A proposal to tackle business crime by forcing offenders to pay for losses and damage to property is only a first step to protecting small firms, the FPB is warning.

Following its 2008 crime survey, the British Chambers of Commerce (BCC) revealed that business crime has increased by more than £2bn since 2004, from £10.5bn to £12.6bn.

Under the plan announced by the Lord Chancellor and Secretary of State for Justice, Jack Straw, offenders could be forced to return to the scene of a crime in order to apologise and pay any damages. While the FPB welcomes these measures, it believes more should be done to prevent business crime.

"Many firms are faced with the costs incurred by repeated crimes against their premises. This significantly impacts on growth and, in many cases, their ability to survive," said the FPB’s chief executive, Phil Orford. "The knock-on effect for local economies, in terms of inward investment, employment and community confidence, can also be devastating. We need a more visible, proactive police presence. There must also be a change in the culture of not reporting crimes, so that the perpetrators stand a greater chance of being caught and are prevented from re-offending."
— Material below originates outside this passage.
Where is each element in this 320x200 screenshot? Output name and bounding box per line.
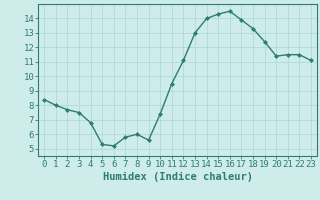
X-axis label: Humidex (Indice chaleur): Humidex (Indice chaleur) (103, 172, 252, 182)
Home Office statistics from 2000 estimate the total cost of crime in the UK is £59.9bn per annum, of which 20 per cent is business-related.
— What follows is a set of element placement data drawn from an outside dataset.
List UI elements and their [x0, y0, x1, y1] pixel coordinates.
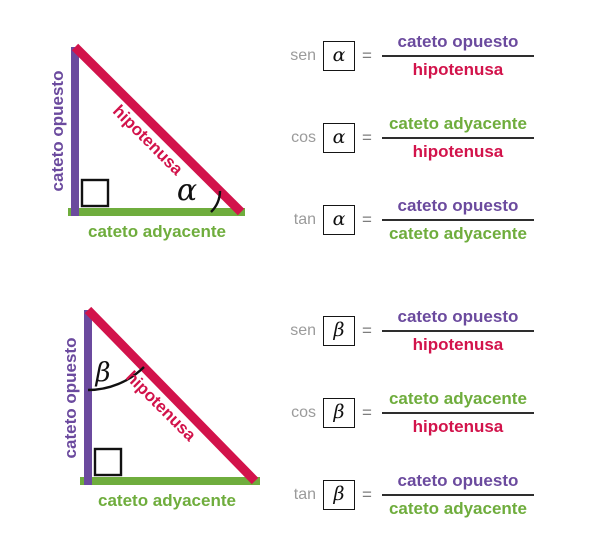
- hypotenuse-line: [71, 43, 245, 216]
- adjacent-side-label: cateto adyacente: [88, 222, 226, 241]
- angle-box: α: [323, 123, 355, 153]
- fraction: cateto adyacente hipotenusa: [381, 114, 534, 162]
- angle-box: β: [323, 480, 355, 510]
- beta-section: β cateto opuesto hipotenusa cateto adyac…: [30, 290, 600, 540]
- fraction-bar: [381, 55, 534, 57]
- right-angle-marker: [80, 178, 110, 208]
- function-label: tan: [293, 211, 316, 228]
- fraction-bar: [381, 330, 534, 332]
- denominator: cateto adyacente: [388, 224, 527, 243]
- hypotenuse-line: [84, 306, 259, 485]
- equals-sign: =: [362, 403, 372, 422]
- numerator: cateto opuesto: [397, 32, 519, 51]
- alpha-triangle: α cateto opuesto hipotenusa cateto adyac…: [48, 43, 245, 241]
- denominator: cateto adyacente: [388, 499, 527, 518]
- fraction: cateto opuesto hipotenusa: [381, 32, 534, 80]
- denominator: hipotenusa: [412, 142, 504, 161]
- fraction: cateto opuesto cateto adyacente: [381, 196, 534, 244]
- fraction-bar: [381, 412, 534, 414]
- fraction-bar: [381, 494, 534, 496]
- denominator: hipotenusa: [412, 60, 504, 79]
- angle-box: β: [323, 398, 355, 428]
- formula-cos-beta: cos β = cateto adyacente hipotenusa: [282, 389, 534, 437]
- angle-box: α: [323, 41, 355, 71]
- fraction: cateto opuesto cateto adyacente: [381, 471, 534, 519]
- hypotenuse-label: hipotenusa: [109, 101, 187, 179]
- fraction: cateto adyacente hipotenusa: [381, 389, 534, 437]
- opposite-side-label: cateto opuesto: [48, 71, 67, 192]
- numerator: cateto opuesto: [397, 196, 519, 215]
- function-label: cos: [291, 129, 316, 146]
- beta-angle-arc: [87, 366, 145, 392]
- equals-sign: =: [362, 128, 372, 147]
- fraction-bar: [381, 137, 534, 139]
- function-label: sen: [290, 47, 316, 64]
- formula-tan-beta: tan β = cateto opuesto cateto adyacente: [282, 471, 534, 519]
- numerator: cateto opuesto: [397, 471, 519, 490]
- equals-sign: =: [362, 210, 372, 229]
- formula-tan-alpha: tan α = cateto opuesto cateto adyacente: [282, 196, 534, 244]
- equals-sign: =: [362, 321, 372, 340]
- fraction: cateto opuesto hipotenusa: [381, 307, 534, 355]
- beta-triangle: β cateto opuesto hipotenusa cateto adyac…: [61, 306, 260, 510]
- function-label: sen: [290, 322, 316, 339]
- alpha-angle-arc: [210, 190, 222, 213]
- denominator: hipotenusa: [412, 335, 504, 354]
- alpha-formulas: sen α = cateto opuesto hipotenusa cos α …: [282, 32, 534, 244]
- equals-sign: =: [362, 46, 372, 65]
- denominator: hipotenusa: [412, 417, 504, 436]
- alpha-section: α cateto opuesto hipotenusa cateto adyac…: [30, 15, 600, 265]
- formula-cos-alpha: cos α = cateto adyacente hipotenusa: [282, 114, 534, 162]
- numerator: cateto adyacente: [388, 114, 527, 133]
- fraction-bar: [381, 219, 534, 221]
- adjacent-side-label: cateto adyacente: [98, 491, 236, 510]
- angle-box: β: [323, 316, 355, 346]
- angle-box: α: [323, 205, 355, 235]
- formula-sen-alpha: sen α = cateto opuesto hipotenusa: [282, 32, 534, 80]
- alpha-angle-label: α: [177, 173, 197, 208]
- beta-formulas: sen β = cateto opuesto hipotenusa cos β …: [282, 307, 534, 519]
- equals-sign: =: [362, 485, 372, 504]
- right-angle-marker: [93, 447, 123, 477]
- formula-sen-beta: sen β = cateto opuesto hipotenusa: [282, 307, 534, 355]
- function-label: tan: [293, 486, 316, 503]
- opposite-side-label: cateto opuesto: [61, 338, 80, 459]
- numerator: cateto adyacente: [388, 389, 527, 408]
- beta-angle-label: β: [94, 358, 110, 388]
- function-label: cos: [291, 404, 316, 421]
- numerator: cateto opuesto: [397, 307, 519, 326]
Research shows that many businesses are not reporting crime because of the bureaucratic process reporting it to the authorities. In addition, they lack the faith that offenders will be brought to justice. A survey carried out by the British Retail Consortium (BRC) into business crime during 2006 and 2007 found that 36 per cent of respondents lack confidence in police responses, with 29 per cent indicating that reporting crime is too time consuming.